China is now host to the largest migration in human history: 150 million people migrating from the countryside into the cities to pick up work with no welfare, no schools, no health care, no houses, nothing. In cities like Beijing, Canton, and Shanghai roughly 30-40 percent of the populace are what they call "floating population." This works to China's advantage in certain economic ways, namely by providing low-cost labor to build free-ways, tunnels, buildings, and infrastructure. But it works to China's disadvantage if there's an economic slowdown, because suddenly you then have tens of millions of displaced people. There is no context for them. They can't go back to the land.

China's Precarious Financial Institutions

The banks are effectively basket cases. They're cash registers that the state has used to bail out state-owned enterprises. It's a huge problem and China doesn't know what to do about it. They've tried to contrive an asset management regime, sort of like what we did with the savings and loan crisis. But the money has to come from someplace. And China's financial markets are rigged lotteries that are manipulated by people on the inside. There's no fiduciary trust, no real regulation. There's no way for investors to have confidence that they're not going to be skinned alive by a bunch of manipulators who are out to play the market. Until China gets financial markets that aren't so corrupted and poorly regulated, they will not be able to generate sufficient domestic capital to keep the economy going.

The Myth of Chinese Entrepreneurialism

To call the Chinese entrepreneurial is something of a trite cliche based on a few people in South China or Shanghai. Traditional Chinese had utter and total contempt for merchant activity. The Confucian hierarchy started with the emperor, then the scholar officials who took the exams and joined the government. Next came the peasants, who are considered noble but ignorant and poor; then came the soldiers who were in the army and considered necessary but crude; and last came the merchants.
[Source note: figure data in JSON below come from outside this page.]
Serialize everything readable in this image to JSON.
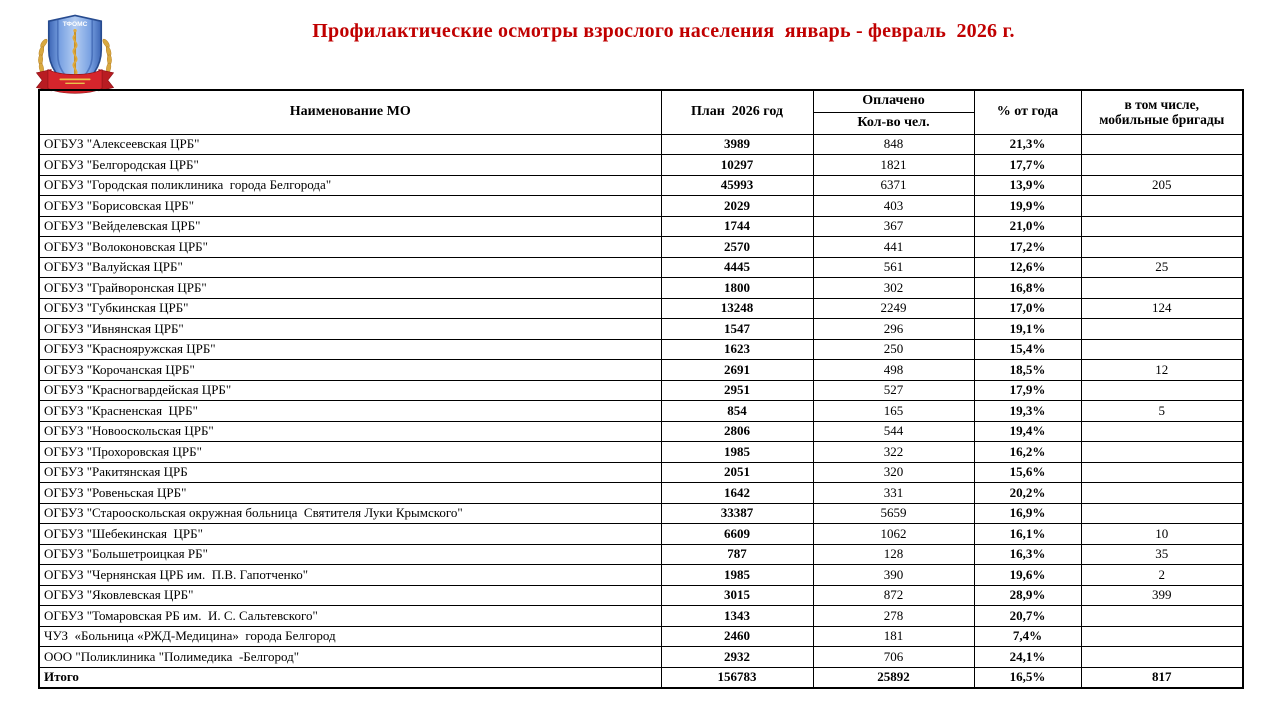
{
  "page": {
    "title": "Профилактические осмотры взрослого населения  январь - февраль  2026 г.",
    "title_color": "#c00000"
  },
  "logo": {
    "shield_text": "ТФОМС",
    "shield_color": "#5d8ad6",
    "ribbon_color": "#d6252c",
    "laurel_color": "#d9a940"
  },
  "table": {
    "headers": {
      "name": "Наименование МО",
      "plan": "План  2026 год",
      "paid_group": "Оплачено",
      "paid_sub": "Кол-во чел.",
      "percent": "% от года",
      "mobile_line1": "в том числе,",
      "mobile_line2": "мобильные бригады"
    },
    "rows": [
      {
        "name": "ОГБУЗ \"Алексеевская ЦРБ\"",
        "plan": "3989",
        "paid": "848",
        "percent": "21,3%",
        "mobile": ""
      },
      {
        "name": "ОГБУЗ \"Белгородская ЦРБ\"",
        "plan": "10297",
        "paid": "1821",
        "percent": "17,7%",
        "mobile": ""
      },
      {
        "name": "ОГБУЗ \"Городская поликлиника  города Белгорода\"",
        "plan": "45993",
        "paid": "6371",
        "percent": "13,9%",
        "mobile": "205"
      },
      {
        "name": "ОГБУЗ \"Борисовская ЦРБ\"",
        "plan": "2029",
        "paid": "403",
        "percent": "19,9%",
        "mobile": ""
      },
      {
        "name": "ОГБУЗ \"Вейделевская ЦРБ\"",
        "plan": "1744",
        "paid": "367",
        "percent": "21,0%",
        "mobile": ""
      },
      {
        "name": "ОГБУЗ \"Волоконовская ЦРБ\"",
        "plan": "2570",
        "paid": "441",
        "percent": "17,2%",
        "mobile": ""
      },
      {
        "name": "ОГБУЗ \"Валуйская ЦРБ\"",
        "plan": "4445",
        "paid": "561",
        "percent": "12,6%",
        "mobile": "25"
      },
      {
        "name": "ОГБУЗ \"Грайворонская ЦРБ\"",
        "plan": "1800",
        "paid": "302",
        "percent": "16,8%",
        "mobile": ""
      },
      {
        "name": "ОГБУЗ \"Губкинская ЦРБ\"",
        "plan": "13248",
        "paid": "2249",
        "percent": "17,0%",
        "mobile": "124"
      },
      {
        "name": "ОГБУЗ \"Ивнянская ЦРБ\"",
        "plan": "1547",
        "paid": "296",
        "percent": "19,1%",
        "mobile": ""
      },
      {
        "name": "ОГБУЗ \"Краснояружская ЦРБ\"",
        "plan": "1623",
        "paid": "250",
        "percent": "15,4%",
        "mobile": ""
      },
      {
        "name": "ОГБУЗ \"Корочанская ЦРБ\"",
        "plan": "2691",
        "paid": "498",
        "percent": "18,5%",
        "mobile": "12"
      },
      {
        "name": "ОГБУЗ \"Красногвардейская ЦРБ\"",
        "plan": "2951",
        "paid": "527",
        "percent": "17,9%",
        "mobile": ""
      },
      {
        "name": "ОГБУЗ \"Красненская  ЦРБ\"",
        "plan": "854",
        "paid": "165",
        "percent": "19,3%",
        "mobile": "5"
      },
      {
        "name": "ОГБУЗ \"Новооскольская ЦРБ\"",
        "plan": "2806",
        "paid": "544",
        "percent": "19,4%",
        "mobile": ""
      },
      {
        "name": "ОГБУЗ \"Прохоровская ЦРБ\"",
        "plan": "1985",
        "paid": "322",
        "percent": "16,2%",
        "mobile": ""
      },
      {
        "name": "ОГБУЗ \"Ракитянская ЦРБ",
        "plan": "2051",
        "paid": "320",
        "percent": "15,6%",
        "mobile": ""
      },
      {
        "name": "ОГБУЗ \"Ровеньская ЦРБ\"",
        "plan": "1642",
        "paid": "331",
        "percent": "20,2%",
        "mobile": ""
      },
      {
        "name": "ОГБУЗ \"Старооскольская окружная больница  Святителя Луки Крымского\"",
        "plan": "33387",
        "paid": "5659",
        "percent": "16,9%",
        "mobile": ""
      },
      {
        "name": "ОГБУЗ \"Шебекинская  ЦРБ\"",
        "plan": "6609",
        "paid": "1062",
        "percent": "16,1%",
        "mobile": "10"
      },
      {
        "name": "ОГБУЗ \"Большетроицкая РБ\"",
        "plan": "787",
        "paid": "128",
        "percent": "16,3%",
        "mobile": "35"
      },
      {
        "name": "ОГБУЗ \"Чернянская ЦРБ им.  П.В. Гапотченко\"",
        "plan": "1985",
        "paid": "390",
        "percent": "19,6%",
        "mobile": "2"
      },
      {
        "name": "ОГБУЗ \"Яковлевская ЦРБ\"",
        "plan": "3015",
        "paid": "872",
        "percent": "28,9%",
        "mobile": "399"
      },
      {
        "name": "ОГБУЗ \"Томаровская РБ им.  И. С. Сальтевского\"",
        "plan": "1343",
        "paid": "278",
        "percent": "20,7%",
        "mobile": ""
      },
      {
        "name": "ЧУЗ  «Больница «РЖД-Медицина»  города Белгород",
        "plan": "2460",
        "paid": "181",
        "percent": "7,4%",
        "mobile": ""
      },
      {
        "name": "ООО \"Поликлиника \"Полимедика  -Белгород\"",
        "plan": "2932",
        "paid": "706",
        "percent": "24,1%",
        "mobile": ""
      },
      {
        "name": "Итого",
        "plan": "156783",
        "paid": "25892",
        "percent": "16,5%",
        "mobile": "817",
        "is_total": true
      }
    ]
  }
}
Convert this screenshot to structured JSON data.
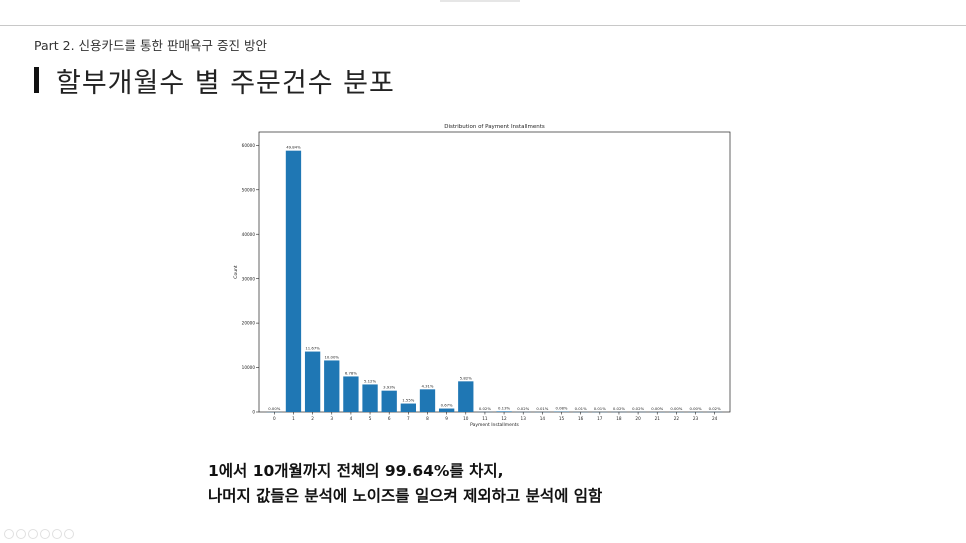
{
  "slide": {
    "part_label": "Part 2. 신용카드를 통한 판매욕구 증진 방안",
    "title": "할부개월수 별 주문건수 분포",
    "caption_line1": "1에서 10개월까지 전체의 99.64%를 차지,",
    "caption_line2": "나머지 값들은 분석에 노이즈를 일으켜 제외하고 분석에 임함"
  },
  "chart_data": {
    "type": "bar",
    "title": "Distribution of Payment Installments",
    "xlabel": "Payment Installments",
    "ylabel": "Count",
    "categories": [
      "0",
      "1",
      "2",
      "3",
      "4",
      "5",
      "6",
      "7",
      "8",
      "9",
      "10",
      "11",
      "12",
      "13",
      "14",
      "15",
      "16",
      "17",
      "18",
      "20",
      "21",
      "22",
      "23",
      "24"
    ],
    "values": [
      2,
      58800,
      13600,
      11600,
      8000,
      6200,
      4800,
      1900,
      5100,
      780,
      6900,
      25,
      140,
      18,
      10,
      75,
      7,
      9,
      20,
      20,
      3,
      2,
      2,
      20
    ],
    "percent_labels": [
      "0.00%",
      "49.84%",
      "11.67%",
      "10.00%",
      "6.78%",
      "5.12%",
      "3.93%",
      "1.55%",
      "4.31%",
      "0.67%",
      "5.82%",
      "0.02%",
      "0.13%",
      "0.02%",
      "0.01%",
      "0.08%",
      "0.01%",
      "0.01%",
      "0.02%",
      "0.02%",
      "0.00%",
      "0.00%",
      "0.00%",
      "0.02%"
    ],
    "ylim": [
      0,
      63000
    ],
    "yticks": [
      0,
      10000,
      20000,
      30000,
      40000,
      50000,
      60000
    ],
    "bar_color": "#1f77b4",
    "grid": false
  }
}
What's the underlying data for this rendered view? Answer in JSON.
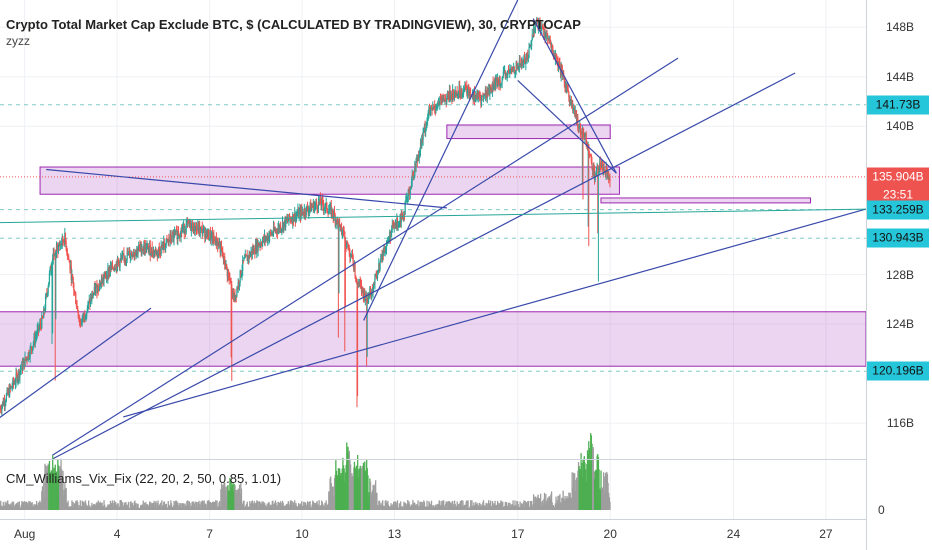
{
  "header": {
    "title": "Crypto Total Market Cap Exclude BTC, $ (CALCULATED BY TRADINGVIEW), 30, CRYPTOCAP",
    "subtitle": "zyzz"
  },
  "indicator": {
    "label": "CM_Williams_Vix_Fix (22, 20, 2, 50, 0.85, 1.01)",
    "axis_zero": "0"
  },
  "chart_data": {
    "type": "candlestick",
    "title": "Crypto Total Market Cap Exclude BTC, $ (CALCULATED BY TRADINGVIEW), 30, CRYPTOCAP",
    "y_unit": "B",
    "ylim": [
      113.1,
      150.2
    ],
    "y_ticks": [
      "148B",
      "144B",
      "140B",
      "128B",
      "124B",
      "116B"
    ],
    "x_ticks": [
      "Aug",
      "4",
      "7",
      "10",
      "13",
      "17",
      "20",
      "24",
      "27"
    ],
    "x_tick_days": [
      1,
      4,
      7,
      10,
      13,
      17,
      20,
      24,
      27
    ],
    "xlim_days": [
      0.2,
      28.3
    ],
    "price_path_days": [
      0.2,
      0.7,
      1.2,
      1.6,
      1.9,
      2.3,
      2.8,
      3.3,
      3.8,
      4.3,
      4.8,
      5.3,
      5.8,
      6.3,
      6.8,
      7.3,
      7.6,
      7.8,
      8.1,
      8.6,
      9.1,
      9.6,
      10.1,
      10.6,
      11.0,
      11.3,
      11.6,
      11.8,
      12.1,
      12.3,
      12.6,
      12.9,
      13.3,
      13.6,
      13.9,
      14.1,
      14.4,
      14.8,
      15.3,
      15.8,
      16.3,
      16.8,
      17.3,
      17.6,
      17.9,
      18.3,
      18.6,
      18.9,
      19.2,
      19.5,
      19.7,
      20.0
    ],
    "price_path_values": [
      117.2,
      119.5,
      122.0,
      124.5,
      129.5,
      131.0,
      124.0,
      126.8,
      128.5,
      129.5,
      130.2,
      129.8,
      131.0,
      132.0,
      131.5,
      130.5,
      128.0,
      126.0,
      129.0,
      130.5,
      131.5,
      132.5,
      133.2,
      133.8,
      133.0,
      131.5,
      129.5,
      127.5,
      126.0,
      127.0,
      129.5,
      131.5,
      133.0,
      136.0,
      139.0,
      141.0,
      141.8,
      142.5,
      143.0,
      142.2,
      143.5,
      144.5,
      145.5,
      148.5,
      147.5,
      145.0,
      143.0,
      140.5,
      139.0,
      136.0,
      137.0,
      135.9
    ],
    "last_price": 135.904,
    "series": [
      {
        "name": "Crypto Total Market Cap Exclude BTC",
        "last": 135.904
      }
    ],
    "price_labels": [
      {
        "text": "141.73B",
        "value": 141.73,
        "color": "#26c6da",
        "text_color": "#111"
      },
      {
        "text": "135.904B",
        "value": 135.904,
        "color": "#ef5350",
        "text_color": "#fff"
      },
      {
        "text": "23:51",
        "value": 134.4,
        "color": "#ef5350",
        "text_color": "#fff"
      },
      {
        "text": "133.259B",
        "value": 133.259,
        "color": "#26c6da",
        "text_color": "#111"
      },
      {
        "text": "130.943B",
        "value": 130.943,
        "color": "#26c6da",
        "text_color": "#111"
      },
      {
        "text": "120.196B",
        "value": 120.196,
        "color": "#26c6da",
        "text_color": "#111"
      }
    ],
    "zones": [
      {
        "x1": 1.5,
        "x2": 20.3,
        "y1": 134.5,
        "y2": 136.7
      },
      {
        "x1": 14.7,
        "x2": 20.0,
        "y1": 139.0,
        "y2": 140.1
      },
      {
        "x1": 0.0,
        "x2": 28.3,
        "y1": 120.6,
        "y2": 125.0
      },
      {
        "x1": 19.7,
        "x2": 26.5,
        "y1": 133.8,
        "y2": 134.2
      }
    ],
    "trendlines": [
      {
        "x1": 1.7,
        "y1": 136.5,
        "x2": 14.7,
        "y2": 133.4
      },
      {
        "x1": 0.0,
        "y1": 116.1,
        "x2": 5.1,
        "y2": 125.3
      },
      {
        "x1": 1.9,
        "y1": 113.4,
        "x2": 22.2,
        "y2": 145.5
      },
      {
        "x1": 1.9,
        "y1": 113.1,
        "x2": 26.0,
        "y2": 144.3
      },
      {
        "x1": 4.2,
        "y1": 116.5,
        "x2": 28.3,
        "y2": 133.3
      },
      {
        "x1": 12.0,
        "y1": 124.3,
        "x2": 17.0,
        "y2": 150.2
      },
      {
        "x1": 17.5,
        "y1": 148.7,
        "x2": 20.2,
        "y2": 136.2
      },
      {
        "x1": 17.0,
        "y1": 143.7,
        "x2": 20.2,
        "y2": 136.2
      },
      {
        "x1": 0.0,
        "y1": 132.2,
        "x2": 28.3,
        "y2": 133.3
      }
    ],
    "vix_fix_ylim": [
      0,
      4
    ],
    "vix_spikes_days": [
      1.9,
      2.0,
      7.7,
      11.2,
      11.4,
      11.8,
      12.1,
      19.1,
      19.3,
      19.6
    ]
  }
}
Merchants were reviled. When merchants got money, the first thing they did was get a tutor so their kids could take the exams and vault up to the scholar official class. Put it this way: If you put a person in a burning building and open the door, he is going to run out. That's what the Chinese have done vis-a-vis the economy. You close the doors of politics, of culture, of religion, and you open the door of getting rich--they're going to get rich. It would take a very slovenly population just to stand there and burn.

The Advantages of India

India is the most diverse, dynamic cultural festival I have ever seen in the world--good and bad. This country has not been culturally defoliated as China was.... India's a bit of a mess and a bit chaotic. But if you believe as I do that people do not live by the NASDAQ alone, that they also need things like family, religion, culture, history, and values, then in a sense India is a more coherent society in its incoherent way. It has its self still intact, whereas China has cancelled itself so many times that it doesn't know what it is.

India is a profound cultural experience. It also has a much more relaxed attitude toward the outside world. It's not fraught with pugnacity. It has a huge cheap labor force and a very good education system. It's an English-speaking country for educated people. Yes, the transportation system isn't great. There are terrorists. There's some real strife. But India is going to be a great experiment. It's democratic, albeit with major failings. It's been in transition ever since the 1940s, when India became independent.

Asia scholar and journalist Orville Schell is dean of the UC Berkeley Graduate School of Journalism.